For the Greek philosophers, virtues (arete4) related to the nature of the noble-minded, culturally developed person. For the Roman, virtue (virtus) signified the firmness and solidity that one who was noble maintained in public and private life. In the Middle Ages, virtue was the conduct of the chivalrous person.

The classical tradition (epitomized by Socrates, Plato and Aristotle) developed an understanding of the natural virtues that could be perceived by the exercise of natural reason. They had various lists of virtues. Aristotle, for example, divided all the virtues into those that were moral (having to do with character) and those that were intellectual (having to do with the mind). Crucial to this approach is the concept of the mean, sometimes called “the golden mean.” All errors with respect to the virtues involve either an excess or a deficiency of the virtue in question. Thus the virtue of courage means that we ought to avoid the extremes of rashness or cowardice. Some of the difficulties of this pre-Christian understanding can be seen in such views as this: all virtue is knowledge and all vice is ignorance (Socrates).
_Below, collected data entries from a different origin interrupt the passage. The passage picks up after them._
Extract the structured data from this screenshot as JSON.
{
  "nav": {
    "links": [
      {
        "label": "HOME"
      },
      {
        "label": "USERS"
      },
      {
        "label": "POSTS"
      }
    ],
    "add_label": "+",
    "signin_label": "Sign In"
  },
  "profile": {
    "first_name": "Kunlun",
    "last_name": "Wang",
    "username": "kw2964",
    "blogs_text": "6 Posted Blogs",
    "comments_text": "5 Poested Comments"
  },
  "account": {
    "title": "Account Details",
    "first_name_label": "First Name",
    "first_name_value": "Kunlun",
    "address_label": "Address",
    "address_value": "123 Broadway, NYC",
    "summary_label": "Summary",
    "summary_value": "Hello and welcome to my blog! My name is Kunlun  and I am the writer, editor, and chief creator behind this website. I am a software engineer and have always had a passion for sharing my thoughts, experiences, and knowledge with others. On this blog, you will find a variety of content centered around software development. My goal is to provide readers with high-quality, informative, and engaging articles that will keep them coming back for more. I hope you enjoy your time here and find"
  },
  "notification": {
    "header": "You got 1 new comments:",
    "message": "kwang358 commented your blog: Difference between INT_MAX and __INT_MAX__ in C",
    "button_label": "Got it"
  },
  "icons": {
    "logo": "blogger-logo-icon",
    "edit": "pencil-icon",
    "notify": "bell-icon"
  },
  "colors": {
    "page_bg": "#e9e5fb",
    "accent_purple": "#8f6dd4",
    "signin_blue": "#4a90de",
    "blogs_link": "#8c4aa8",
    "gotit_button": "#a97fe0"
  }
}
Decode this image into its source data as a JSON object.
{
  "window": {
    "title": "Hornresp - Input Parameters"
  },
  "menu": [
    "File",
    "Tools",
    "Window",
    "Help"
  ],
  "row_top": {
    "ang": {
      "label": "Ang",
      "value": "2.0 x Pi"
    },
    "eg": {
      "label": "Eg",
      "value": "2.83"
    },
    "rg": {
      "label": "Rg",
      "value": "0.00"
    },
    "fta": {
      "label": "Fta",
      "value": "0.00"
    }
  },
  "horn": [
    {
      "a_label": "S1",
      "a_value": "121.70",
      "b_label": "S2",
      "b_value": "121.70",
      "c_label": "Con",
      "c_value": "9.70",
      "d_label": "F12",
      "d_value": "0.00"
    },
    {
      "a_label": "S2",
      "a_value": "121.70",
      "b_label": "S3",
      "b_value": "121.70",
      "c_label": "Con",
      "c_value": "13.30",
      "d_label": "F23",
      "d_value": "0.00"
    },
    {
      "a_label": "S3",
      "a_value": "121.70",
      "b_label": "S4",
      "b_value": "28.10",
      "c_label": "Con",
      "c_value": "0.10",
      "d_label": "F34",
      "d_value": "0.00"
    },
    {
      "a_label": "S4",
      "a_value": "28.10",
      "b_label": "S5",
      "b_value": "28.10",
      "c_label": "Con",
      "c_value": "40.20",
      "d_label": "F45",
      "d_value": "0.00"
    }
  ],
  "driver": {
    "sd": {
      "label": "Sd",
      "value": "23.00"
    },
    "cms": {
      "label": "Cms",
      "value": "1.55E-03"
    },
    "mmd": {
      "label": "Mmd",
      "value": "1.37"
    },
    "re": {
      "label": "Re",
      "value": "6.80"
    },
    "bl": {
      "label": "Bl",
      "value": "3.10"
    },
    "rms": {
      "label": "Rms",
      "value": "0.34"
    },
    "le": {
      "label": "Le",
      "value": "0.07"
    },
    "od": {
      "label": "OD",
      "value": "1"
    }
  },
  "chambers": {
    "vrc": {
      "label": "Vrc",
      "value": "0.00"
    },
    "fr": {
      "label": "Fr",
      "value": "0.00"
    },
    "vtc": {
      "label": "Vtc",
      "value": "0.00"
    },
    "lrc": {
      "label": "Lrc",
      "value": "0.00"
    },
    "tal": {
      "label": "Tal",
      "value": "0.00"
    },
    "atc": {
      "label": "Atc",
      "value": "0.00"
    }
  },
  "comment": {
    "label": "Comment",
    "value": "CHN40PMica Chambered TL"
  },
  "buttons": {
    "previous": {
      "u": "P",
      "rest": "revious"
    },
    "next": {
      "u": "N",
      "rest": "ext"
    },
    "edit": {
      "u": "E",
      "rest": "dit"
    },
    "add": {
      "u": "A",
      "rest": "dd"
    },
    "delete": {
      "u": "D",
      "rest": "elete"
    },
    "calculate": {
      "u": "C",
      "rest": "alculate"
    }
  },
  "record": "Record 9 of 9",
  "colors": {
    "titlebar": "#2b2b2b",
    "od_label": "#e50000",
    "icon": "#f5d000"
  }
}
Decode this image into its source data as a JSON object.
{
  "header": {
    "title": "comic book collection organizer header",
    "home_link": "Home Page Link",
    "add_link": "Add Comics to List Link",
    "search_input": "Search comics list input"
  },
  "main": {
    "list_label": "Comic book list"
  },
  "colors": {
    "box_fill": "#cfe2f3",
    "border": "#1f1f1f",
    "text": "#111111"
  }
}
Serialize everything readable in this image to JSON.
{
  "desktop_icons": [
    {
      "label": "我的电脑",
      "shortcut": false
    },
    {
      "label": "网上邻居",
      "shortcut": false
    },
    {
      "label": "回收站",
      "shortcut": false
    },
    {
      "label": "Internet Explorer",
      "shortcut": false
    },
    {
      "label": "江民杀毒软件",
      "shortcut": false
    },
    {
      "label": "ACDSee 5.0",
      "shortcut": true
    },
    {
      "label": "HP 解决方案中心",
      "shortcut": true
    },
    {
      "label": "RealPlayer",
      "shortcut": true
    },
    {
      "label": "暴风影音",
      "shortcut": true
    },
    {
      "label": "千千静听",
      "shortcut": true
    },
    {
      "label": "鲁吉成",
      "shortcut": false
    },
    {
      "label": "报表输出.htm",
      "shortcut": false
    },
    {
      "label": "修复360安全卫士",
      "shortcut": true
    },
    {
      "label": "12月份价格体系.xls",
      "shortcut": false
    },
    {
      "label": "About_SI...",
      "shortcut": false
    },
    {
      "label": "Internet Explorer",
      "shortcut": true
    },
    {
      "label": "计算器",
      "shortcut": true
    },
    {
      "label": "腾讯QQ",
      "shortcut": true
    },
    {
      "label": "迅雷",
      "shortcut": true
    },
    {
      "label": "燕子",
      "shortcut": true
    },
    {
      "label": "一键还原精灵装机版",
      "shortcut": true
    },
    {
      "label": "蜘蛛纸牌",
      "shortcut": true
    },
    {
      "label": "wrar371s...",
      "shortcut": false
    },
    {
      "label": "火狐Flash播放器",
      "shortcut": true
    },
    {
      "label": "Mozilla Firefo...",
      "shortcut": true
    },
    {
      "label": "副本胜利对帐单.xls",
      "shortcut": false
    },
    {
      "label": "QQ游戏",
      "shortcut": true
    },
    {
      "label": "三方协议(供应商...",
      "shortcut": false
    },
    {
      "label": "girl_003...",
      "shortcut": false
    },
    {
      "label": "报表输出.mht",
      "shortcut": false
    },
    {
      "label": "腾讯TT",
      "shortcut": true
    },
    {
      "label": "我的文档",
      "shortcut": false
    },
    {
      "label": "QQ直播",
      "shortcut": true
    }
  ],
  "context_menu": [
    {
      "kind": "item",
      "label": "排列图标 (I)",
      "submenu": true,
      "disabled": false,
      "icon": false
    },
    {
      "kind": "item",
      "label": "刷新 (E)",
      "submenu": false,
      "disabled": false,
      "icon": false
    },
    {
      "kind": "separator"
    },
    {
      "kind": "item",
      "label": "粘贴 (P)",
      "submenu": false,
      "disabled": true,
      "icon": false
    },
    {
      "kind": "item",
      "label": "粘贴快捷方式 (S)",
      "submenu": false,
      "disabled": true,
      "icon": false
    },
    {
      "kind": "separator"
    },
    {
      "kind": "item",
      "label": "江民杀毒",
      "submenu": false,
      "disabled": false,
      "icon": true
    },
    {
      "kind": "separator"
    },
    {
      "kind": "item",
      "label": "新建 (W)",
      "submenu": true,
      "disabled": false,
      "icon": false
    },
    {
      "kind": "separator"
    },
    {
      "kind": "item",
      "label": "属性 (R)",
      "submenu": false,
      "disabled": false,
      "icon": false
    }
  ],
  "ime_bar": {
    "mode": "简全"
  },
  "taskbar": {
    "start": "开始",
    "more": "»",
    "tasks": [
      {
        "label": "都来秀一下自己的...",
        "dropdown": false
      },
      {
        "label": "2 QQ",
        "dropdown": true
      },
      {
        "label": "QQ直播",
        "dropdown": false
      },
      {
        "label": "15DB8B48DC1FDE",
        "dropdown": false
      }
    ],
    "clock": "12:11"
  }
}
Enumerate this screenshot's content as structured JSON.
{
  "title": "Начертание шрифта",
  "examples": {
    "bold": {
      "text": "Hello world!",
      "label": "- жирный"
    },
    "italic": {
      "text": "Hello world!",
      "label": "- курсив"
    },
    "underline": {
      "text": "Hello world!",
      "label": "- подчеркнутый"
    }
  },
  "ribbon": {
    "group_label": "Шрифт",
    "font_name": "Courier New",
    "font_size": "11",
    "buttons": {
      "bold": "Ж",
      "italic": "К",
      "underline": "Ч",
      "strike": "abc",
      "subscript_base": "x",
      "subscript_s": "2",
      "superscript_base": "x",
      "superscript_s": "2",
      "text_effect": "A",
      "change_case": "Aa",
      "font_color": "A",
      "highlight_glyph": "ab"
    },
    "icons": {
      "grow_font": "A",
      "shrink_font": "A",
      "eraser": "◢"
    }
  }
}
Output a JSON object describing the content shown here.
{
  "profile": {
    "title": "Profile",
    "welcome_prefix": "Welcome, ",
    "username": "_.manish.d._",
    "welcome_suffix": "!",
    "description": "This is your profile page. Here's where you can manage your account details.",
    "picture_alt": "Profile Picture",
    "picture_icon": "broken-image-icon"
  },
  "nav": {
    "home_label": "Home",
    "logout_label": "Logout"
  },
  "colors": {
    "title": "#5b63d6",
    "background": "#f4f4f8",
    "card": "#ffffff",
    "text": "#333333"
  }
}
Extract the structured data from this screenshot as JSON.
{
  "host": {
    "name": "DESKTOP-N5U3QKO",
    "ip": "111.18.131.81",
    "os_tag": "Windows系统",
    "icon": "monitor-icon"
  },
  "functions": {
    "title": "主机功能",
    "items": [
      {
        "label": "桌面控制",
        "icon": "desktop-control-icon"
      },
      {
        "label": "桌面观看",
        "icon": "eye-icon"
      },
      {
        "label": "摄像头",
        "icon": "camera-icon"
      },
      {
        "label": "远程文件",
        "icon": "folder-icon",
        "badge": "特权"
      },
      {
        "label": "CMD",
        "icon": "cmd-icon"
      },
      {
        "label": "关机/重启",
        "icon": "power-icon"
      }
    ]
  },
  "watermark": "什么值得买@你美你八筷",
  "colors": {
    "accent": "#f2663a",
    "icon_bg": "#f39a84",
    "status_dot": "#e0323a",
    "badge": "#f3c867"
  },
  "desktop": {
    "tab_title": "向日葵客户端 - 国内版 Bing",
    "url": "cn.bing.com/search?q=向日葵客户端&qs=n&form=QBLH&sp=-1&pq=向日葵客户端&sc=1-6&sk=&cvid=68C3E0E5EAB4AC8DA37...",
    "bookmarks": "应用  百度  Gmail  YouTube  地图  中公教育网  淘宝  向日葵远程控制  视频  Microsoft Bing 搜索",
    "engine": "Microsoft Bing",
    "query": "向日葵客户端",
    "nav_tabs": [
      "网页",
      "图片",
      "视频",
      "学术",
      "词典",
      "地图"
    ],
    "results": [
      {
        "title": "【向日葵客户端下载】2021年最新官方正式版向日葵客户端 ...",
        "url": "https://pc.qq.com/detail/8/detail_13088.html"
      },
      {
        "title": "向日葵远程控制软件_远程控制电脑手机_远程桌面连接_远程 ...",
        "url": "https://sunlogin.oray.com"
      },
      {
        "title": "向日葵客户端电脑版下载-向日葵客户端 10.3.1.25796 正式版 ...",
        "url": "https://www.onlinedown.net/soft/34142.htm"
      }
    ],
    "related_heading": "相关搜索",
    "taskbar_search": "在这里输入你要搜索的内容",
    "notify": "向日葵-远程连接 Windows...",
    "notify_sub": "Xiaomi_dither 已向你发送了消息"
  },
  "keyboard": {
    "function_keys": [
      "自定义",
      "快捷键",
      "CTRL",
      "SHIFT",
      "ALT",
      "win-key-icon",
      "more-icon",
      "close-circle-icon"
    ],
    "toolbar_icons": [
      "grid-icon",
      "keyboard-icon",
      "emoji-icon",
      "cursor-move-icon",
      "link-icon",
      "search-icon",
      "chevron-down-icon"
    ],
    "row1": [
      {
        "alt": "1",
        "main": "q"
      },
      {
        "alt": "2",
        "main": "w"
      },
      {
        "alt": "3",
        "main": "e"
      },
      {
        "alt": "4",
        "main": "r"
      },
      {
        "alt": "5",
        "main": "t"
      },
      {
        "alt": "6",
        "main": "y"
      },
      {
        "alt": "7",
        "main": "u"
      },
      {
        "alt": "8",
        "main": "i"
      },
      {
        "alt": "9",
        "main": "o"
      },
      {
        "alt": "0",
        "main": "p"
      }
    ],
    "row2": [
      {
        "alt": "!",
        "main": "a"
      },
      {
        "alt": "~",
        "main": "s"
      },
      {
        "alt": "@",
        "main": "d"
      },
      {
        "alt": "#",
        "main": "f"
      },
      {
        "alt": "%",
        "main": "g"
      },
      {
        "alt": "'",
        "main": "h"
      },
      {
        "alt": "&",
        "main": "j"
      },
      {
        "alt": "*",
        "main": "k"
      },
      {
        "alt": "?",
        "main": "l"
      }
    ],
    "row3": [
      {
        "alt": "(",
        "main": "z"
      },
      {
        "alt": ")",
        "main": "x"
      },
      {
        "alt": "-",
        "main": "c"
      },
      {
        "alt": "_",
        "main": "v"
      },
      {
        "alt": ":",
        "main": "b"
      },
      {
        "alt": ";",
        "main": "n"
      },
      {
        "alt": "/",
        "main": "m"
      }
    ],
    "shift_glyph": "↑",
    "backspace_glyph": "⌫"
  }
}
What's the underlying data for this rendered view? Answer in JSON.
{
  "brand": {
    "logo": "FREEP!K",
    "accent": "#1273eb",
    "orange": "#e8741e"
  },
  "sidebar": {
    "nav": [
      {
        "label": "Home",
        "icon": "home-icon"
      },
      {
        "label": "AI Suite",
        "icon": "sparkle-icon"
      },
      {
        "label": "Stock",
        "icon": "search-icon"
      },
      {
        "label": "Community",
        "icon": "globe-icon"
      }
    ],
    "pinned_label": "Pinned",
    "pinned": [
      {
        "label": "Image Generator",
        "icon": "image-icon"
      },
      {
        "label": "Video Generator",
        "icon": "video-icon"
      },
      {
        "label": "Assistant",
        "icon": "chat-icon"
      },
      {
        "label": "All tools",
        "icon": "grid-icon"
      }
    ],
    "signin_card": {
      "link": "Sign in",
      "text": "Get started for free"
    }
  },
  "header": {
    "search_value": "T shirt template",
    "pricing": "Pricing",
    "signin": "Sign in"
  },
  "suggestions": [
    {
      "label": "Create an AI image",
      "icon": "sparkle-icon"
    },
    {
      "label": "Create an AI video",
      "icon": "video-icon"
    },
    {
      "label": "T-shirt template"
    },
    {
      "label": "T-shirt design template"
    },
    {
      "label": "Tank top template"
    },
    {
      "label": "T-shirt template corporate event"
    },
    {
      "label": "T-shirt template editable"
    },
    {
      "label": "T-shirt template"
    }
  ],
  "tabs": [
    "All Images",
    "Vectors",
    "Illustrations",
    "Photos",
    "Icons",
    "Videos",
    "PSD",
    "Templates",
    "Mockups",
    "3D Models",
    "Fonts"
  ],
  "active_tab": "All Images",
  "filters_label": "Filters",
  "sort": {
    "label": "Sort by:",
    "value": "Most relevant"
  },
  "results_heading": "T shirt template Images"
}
Along this line Socrates proposed that by attaining insight into the good we would be able to do it. In short, virtue could be learned.

While “What has Athens to do with Jerusalem?” has remained an abiding question throughout church history, there is no doubt that our understanding of Christian character has been profoundly shaped by these Greek influences. For example, the Christian thinker Thomas Aquinas grouped four key virtues together as the cardinal virtues: justice, wisdom (prudence), courage (fortitude) and moderation (temperance or self-control). The term cardinal comes from the Latin word cardio (a hinge), because all the other virtues pivoted on these four. The fundamental assumption in much of this thinking is that “grace perfects nature.” What is surprising, however, when we turn to Scripture, is the relative absence of preoccupation with virtues in the Greek sense.

Virtues in the Bible

There is no equivalent Hebrew word for the Greek arete4 even though the so-called cardinal virtues are often mentioned as part of the righteous lifestyle of God’s covenant people. Not surprisingly, in the Old Testament, the righteous do justice and live by wisdom.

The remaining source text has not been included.